Effects of Radiation on Zircon

Some zircon deposits absorb minute quantities of radioactive material during their development phase. While the radiation itself is infinitely small, over a period of millions of years, it eventually degrades the structure of the mineral entirely. Zircon samples are listed as either low, medium or high, depending on the level of degradation present.

High – crystalline structure is completely intact and is of the highest quality.

Medium – minor degree of structural damage due to radiation.

Low – crystalline structure has been completely worn away, rendering it amorphous.

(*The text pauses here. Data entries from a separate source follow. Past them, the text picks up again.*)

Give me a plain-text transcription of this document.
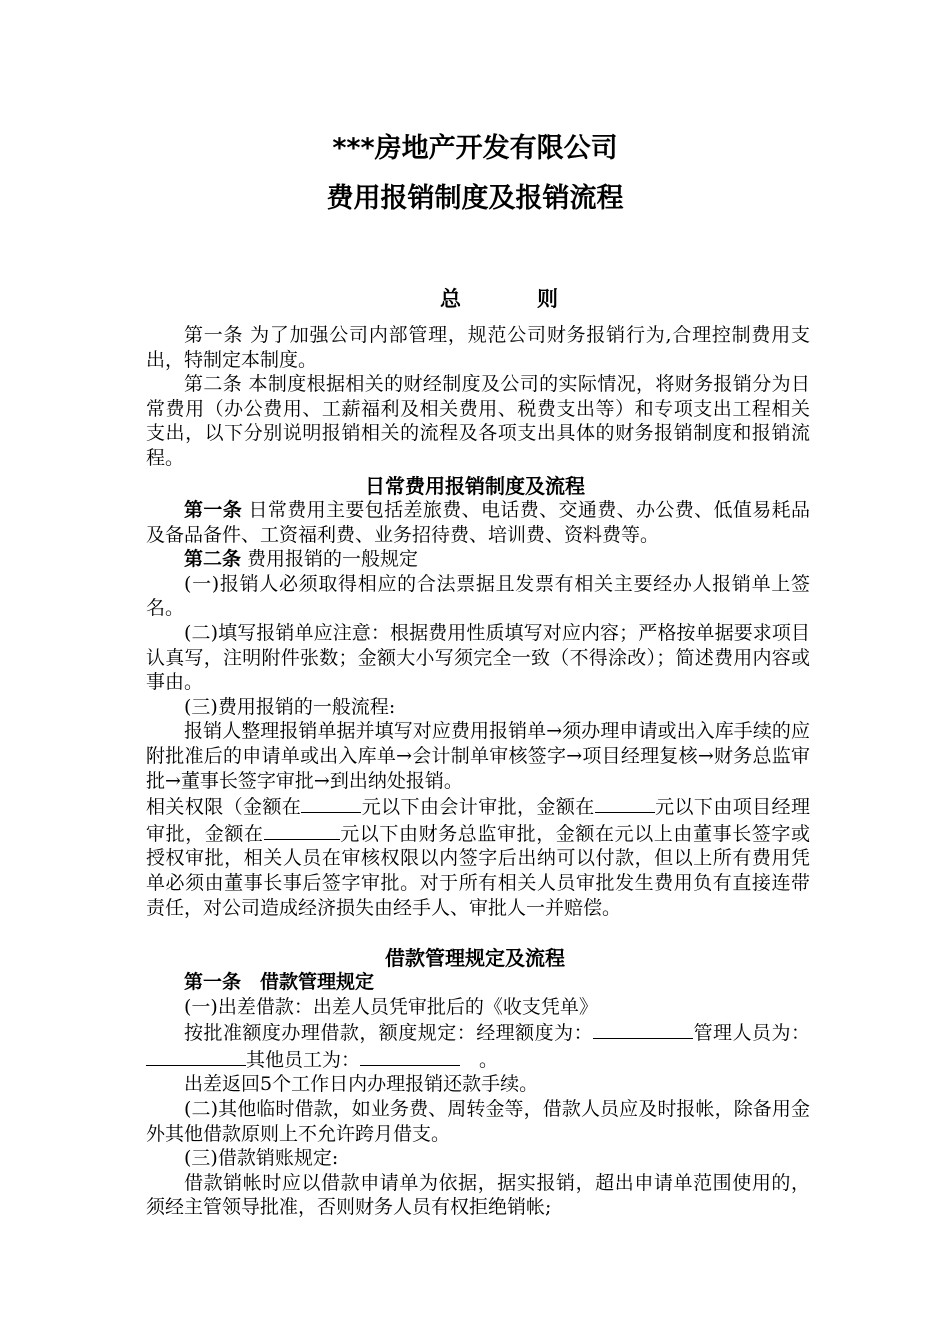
***房地产开发有限公司
费用报销制度及报销流程
总	则

第一条 为了加强公司内部管理，规范公司财务报销行为,合理控制费用支出，特制定本制度。

第二条 本制度根据相关的财经制度及公司的实际情况，将财务报销分为日常费用（办公费用、工薪福利及相关费用、税费支出等）和专项支出工程相关支出，以下分别说明报销相关的流程及各项支出具体的财务报销制度和报销流程。

日常费用报销制度及流程

第一条 日常费用主要包括差旅费、电话费、交通费、办公费、低值易耗品及备品备件、工资福利费、业务招待费、培训费、资料费等。

第二条 费用报销的一般规定

(一)报销人必须取得相应的合法票据且发票有相关主要经办人报销单上签名。

(二)填写报销单应注意：根据费用性质填写对应内容；严格按单据要求项目认真写，注明附件张数；金额大小写须完全一致（不得涂改）；简述费用内容或事由。

(三)费用报销的一般流程:

报销人整理报销单据并填写对应费用报销单→须办理申请或出入库手续的应附批准后的申请单或出入库单→会计制单审核签字→项目经理复核→财务总监审批→董事长签字审批→到出纳处报销。

相关权限（金额在	元以下由会计审批，金额在	元以下由项目经理审批，金额在	元以下由财务总监审批，金额在元以上由董事长签字或授权审批，相关人员在审核权限以内签字后出纳可以付款，但以上所有费用凭单必须由董事长事后签字审批。对于所有相关人员审批发生费用负有直接连带责任，对公司造成经济损失由经手人、审批人一并赔偿。

借款管理规定及流程

第一条　借款管理规定

(一)出差借款：出差人员凭审批后的《收支凭单》

按批准额度办理借款，额度规定：经理额度为：	管理人员为：其他员工为：	　。

出差返回5个工作日内办理报销还款手续。

(二)其他临时借款，如业务费、周转金等，借款人员应及时报帐，除备用金外其他借款原则上不允许跨月借支。

(三)借款销账规定:

借款销帐时应以借款申请单为依据，据实报销，超出申请单范围使用的，须经主管领导批准，否则财务人员有权拒绝销帐;
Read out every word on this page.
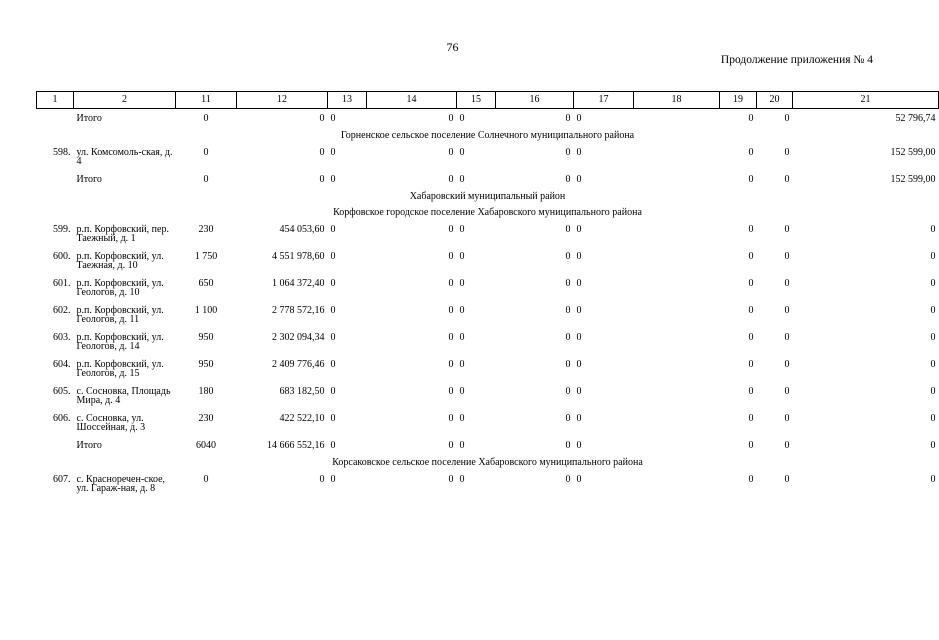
76
Продолжение приложения № 4
1	2	11	12	13	14	15	16	17	18	19	20	21
	Итого	0	0	0	0	0	0	0		0	0	52 796,74
Горненское сельское поселение Солнечного муниципального района												
598.	ул. Комсомоль-ская, д. 4	0	0	0	0	0	0	0		0	0	152 599,00
	Итого	0	0	0	0	0	0	0		0	0	152 599,00
Хабаровский муниципальный район												
Корфовское городское поселение Хабаровского муниципального района												
599.	р.п. Корфовский, пер. Таежный, д. 1	230	454 053,60	0	0	0	0	0		0	0	0
600.	р.п. Корфовский, ул. Таежная, д. 10	1 750	4 551 978,60	0	0	0	0	0		0	0	0
601.	р.п. Корфовский, ул. Геологов, д. 10	650	1 064 372,40	0	0	0	0	0		0	0	0
602.	р.п. Корфовский, ул. Геологов, д. 11	1 100	2 778 572,16	0	0	0	0	0		0	0	0
603.	р.п. Корфовский, ул. Геологов, д. 14	950	2 302 094,34	0	0	0	0	0		0	0	0
604.	р.п. Корфовский, ул. Геологов, д. 15	950	2 409 776,46	0	0	0	0	0		0	0	0
605.	с. Сосновка, Площадь Мира, д. 4	180	683 182,50	0	0	0	0	0		0	0	0
606.	с. Сосновка, ул. Шоссейная, д. 3	230	422 522,10	0	0	0	0	0		0	0	0
	Итого	6040	14 666 552,16	0	0	0	0	0		0	0	0
Корсаковское сельское поселение Хабаровского муниципального района												
607.	с. Красноречен-ское, ул. Гараж-ная, д. 8	0	0	0	0	0	0	0		0	0	0
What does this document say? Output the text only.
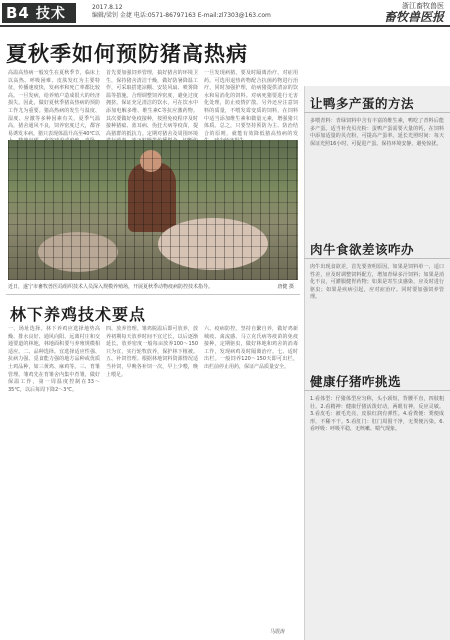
B4 技术	2017.8.12
编辑/梁钊 金捷 电话:0571-86797163 E-mail:zl7303@163.com
浙江畜牧兽医
畜牧兽医报
夏秋季如何预防猪高热病
高温高热病一般发生在夏秋季节，临床上以高热、呼吸困难、皮肤发红为主要特征，传播速度快，发病率和死亡率都比较高。一旦发病，给养殖户造成很大的经济损失。因此，做好夏秋季猪高热病的预防工作尤为重要。猪高热病的发生与温度、湿度、应激等多种因素有关，夏季气温高，猪舍通风不良，饲养密度过大，都容易诱发本病。猪只表现体温升高至40℃以
首先要加强饲养管理，搞好猪舍的环境卫生，保持猪舍清洁干燥，做好防暑降温工作，可采取搭建凉棚、安装风扇、喷雾降温等措施。合理调整饲养密度，避免过度拥挤。保证充足清洁的饮水，可在饮水中添加电解多维、维生素C等抗应激药物。其次要做好免疫接种，按照免疫程序及时接种猪瘟、蓝耳病、伪狂犬病等疫苗，提高猪群的抵抗力。定期对猪舍及周围环境
一旦发现病猪，要及时隔离治疗，对症用药。可选用退热药物配合抗菌药物进行治疗，同时加强护理，给病猪提供清凉的饮水和易消化的饲料。对病死猪要进行无害化处理，防止疫情扩散。另外还应注意饲料的质量，不喂发霉变质的饲料，在饲料中适当添加维生素和微量元素，增强猪只体质。总之，只要坚持预防为主、防治结合的原则，就能有效降低猪高热病的发
近日，遂宁市畜牧兽医局组织技术人员深入规模养殖场，开展夏秋季动物疫病防控技术指导。	唐健 摄
林下养鸡技术要点
一、场址选择。林下养鸡应选择地势高燥、排水良好、通风向阳、远离村庄和交通要道的林地，林地面积要与养殖规模相适应。二、品种选择。宜选择适应性强、抗病力强、觅食能力强的地方品种或优质土鸡品种，如三黄鸡、麻鸡等。三、育雏管理。雏鸡先在育雏舍内集中育雏，做好保温工作，第一周温度控制在33～35℃，以后每周下降2～3℃。
四、放养管理。雏鸡脱温后即可放养，放养初期每天放养时间不宜过长，以后逐渐延长。放养密度一般每亩放养100～150只为宜，实行轮牧放养，保护林下植被。五、补饲管理。根据林地饲料资源情况适当补饲，早晚各补饲一次，早上少喂，晚上喂足。
六、疫病防控。坚持自繁自养，做好鸡新城疫、禽流感、马立克氏病等疫苗的免疫接种。定期驱虫，做好林地和鸡舍的消毒工作，发现病鸡及时隔离治疗。七、适时出栏。一般饲养120～150天即可出栏，出栏前停止用药，保证产品质量安全。
马震涛
让鸭多产蛋的方法
多喂青料：青绿饲料中含有丰富的维生素，鸭吃了青料后能多产蛋。适当补充贝壳粉：蛋鸭产蛋需要大量的钙，在饲料中添加适量的贝壳粉，可提高产蛋率。延长光照时间：每天保证光照16小时，可促进产蛋。保持环境安静，避免惊扰。
肉牛食欲差该咋办
肉牛出现食欲差，首先要查明原因。如果是饲料单一、适口性差，应及时调整饲料配方，增加青绿多汁饲料；如果是消化不良，可灌服健胃药物；如果是寄生虫感染，应及时进行驱虫；如果是疾病引起，应对症治疗。同时要加强饲养管理。
健康仔猪咋挑选
1.看体型：仔猪体型应匀称，头小颈短，背腰平直，四肢粗壮。2.看精神：健康仔猪活泼好动，两眼有神，反应灵敏。3.看皮毛：被毛光亮，皮肤红润有弹性。4.看粪便：粪便成形，不稀不干。5.看肛门：肛门周围干净，无粪便污染。6.看呼吸：呼吸平稳，无咳嗽、喘气现象。
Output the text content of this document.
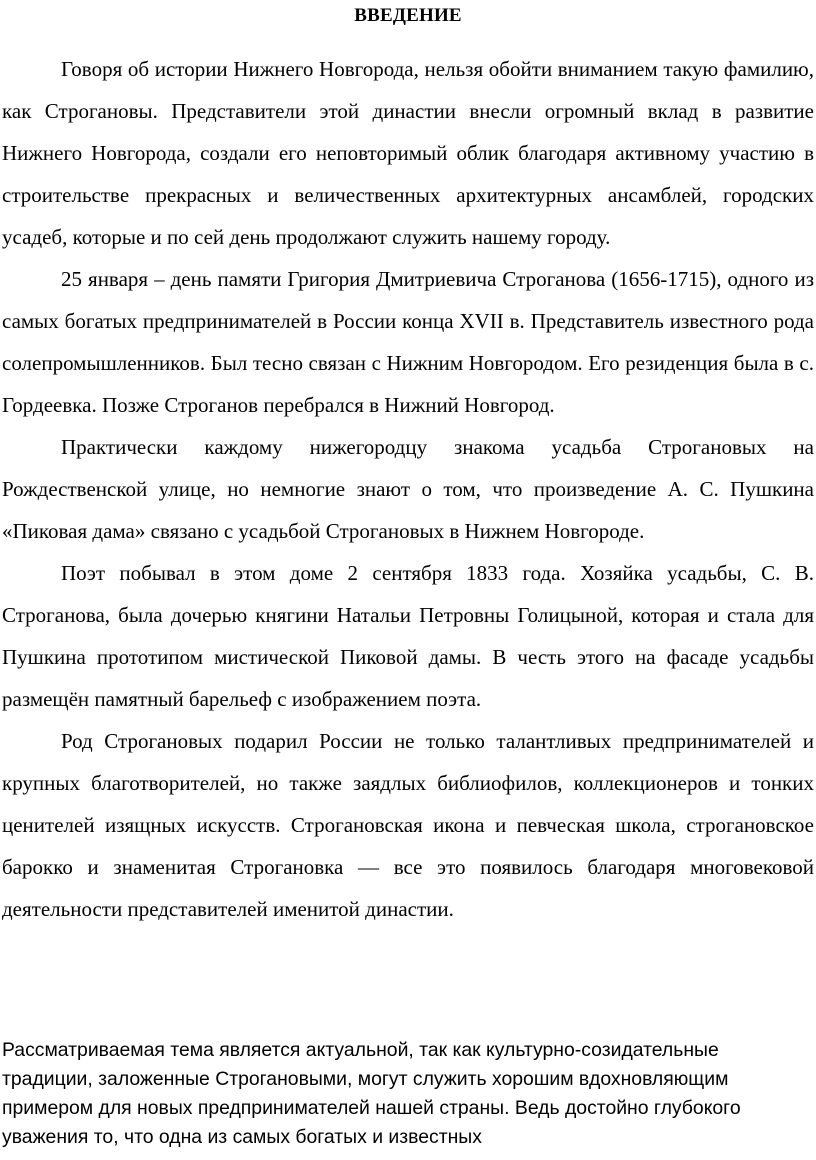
ВВЕДЕНИЕ

Говоря об истории Нижнего Новгорода, нельзя обойти вниманием такую фамилию, как Строгановы. Представители этой династии внесли огромный вклад в развитие Нижнего Новгорода, создали его неповторимый облик благодаря активному участию в строительстве прекрасных и величественных архитектурных ансамблей, городских усадеб, которые и по сей день продолжают служить нашему городу.

25 января – день памяти Григория Дмитриевича Строганова (1656-1715), одного из самых богатых предпринимателей в России конца XVII в. Представитель известного рода солепромышленников. Был тесно связан с Нижним Новгородом. Его резиденция была в с. Гордеевка. Позже Строганов перебрался в Нижний Новгород.

Практически каждому нижегородцу знакома усадьба Строгановых на Рождественской улице, но немногие знают о том, что произведение А. С. Пушкина «Пиковая дама» связано с усадьбой Строгановых в Нижнем Новгороде.

Поэт побывал в этом доме 2 сентября 1833 года. Хозяйка усадьбы, С. В. Строганова, была дочерью княгини Натальи Петровны Голицыной, которая и стала для Пушкина прототипом мистической Пиковой дамы. В честь этого на фасаде усадьбы размещён памятный барельеф с изображением поэта.

Род Строгановых подарил России не только талантливых предпринимателей и крупных благотворителей, но также заядлых библиофилов, коллекционеров и тонких ценителей изящных искусств. Строгановская икона и певческая школа, строгановское барокко и знаменитая Строгановка — все это появилось благодаря многовековой деятельности представителей именитой династии.

Рассматриваемая тема является актуальной, так как культурно-созидательные традиции, заложенные Строгановыми, могут служить хорошим вдохновляющим примером для новых предпринимателей нашей страны. Ведь достойно глубокого уважения то, что одна из самых богатых и известных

Aesthetic Differences Between Colourless Zircon and Diamond

While colourless zircon can be a believable substitute for diamond, zircon possesses a quality that diamond doesn’t, known as birefringence (also known as birefractive). This term refers to a material that possesses a refractive index which is dependent on the polarisation and direction of light that contacts its surface.

Artificial Zircon

Artificial zircon has been manufactured for experimental purposes for many years. While there is no use for them in the creation of jewellery, such zircons can still be found on sale. It’s not known whether these materials are instances of fabricated zircon or cubic zirconia. While naturally occurring zircon, synthetic zircon and cubic zirconia can all be used as imitation diamonds, they’re all very different materials.

Colour Enhancement

Virtually all blue and colourless zircon gemstones in circulation today have undergone some form of heat treatment. Unlike various other stone varieties where treatments result in visible imperfections (seen either from the naked eye or through a microscope), zircon that has been subjected to colour enhancement is imperceptible.

Effects of heating:

  • Can help to rejuvenate the crystalline structure of some radiation-damaged zircons
  • Brown zircons can be heated to achieve various tones of blue, yellow or even green, depending on the presence of uranium
  • Green zircons that undergo heat treatment will make the colour lighter, while reddish-browns can achieve a brilliant violet colour or in some cases, become colourless altogether

Mining Locations

While zircon itself is found in relative abundance right throughout the world, samples suitable for jewellery purposes are scarce. The two largest sources of zircon are Australia, who produces 37% of the world’s total and South Africa, who produces 30%.

How to look after zircon jewellery

Although zircon can be used for jewellery purposes, extra care must be taken to avoid accidental damage. Like other gemstones that are prone to breakage, zircon should only be cleaned using a weak detergent, warm water and a gentle brush. If you need additional advice on looking after your peridot jewellery, consult your local jeweller.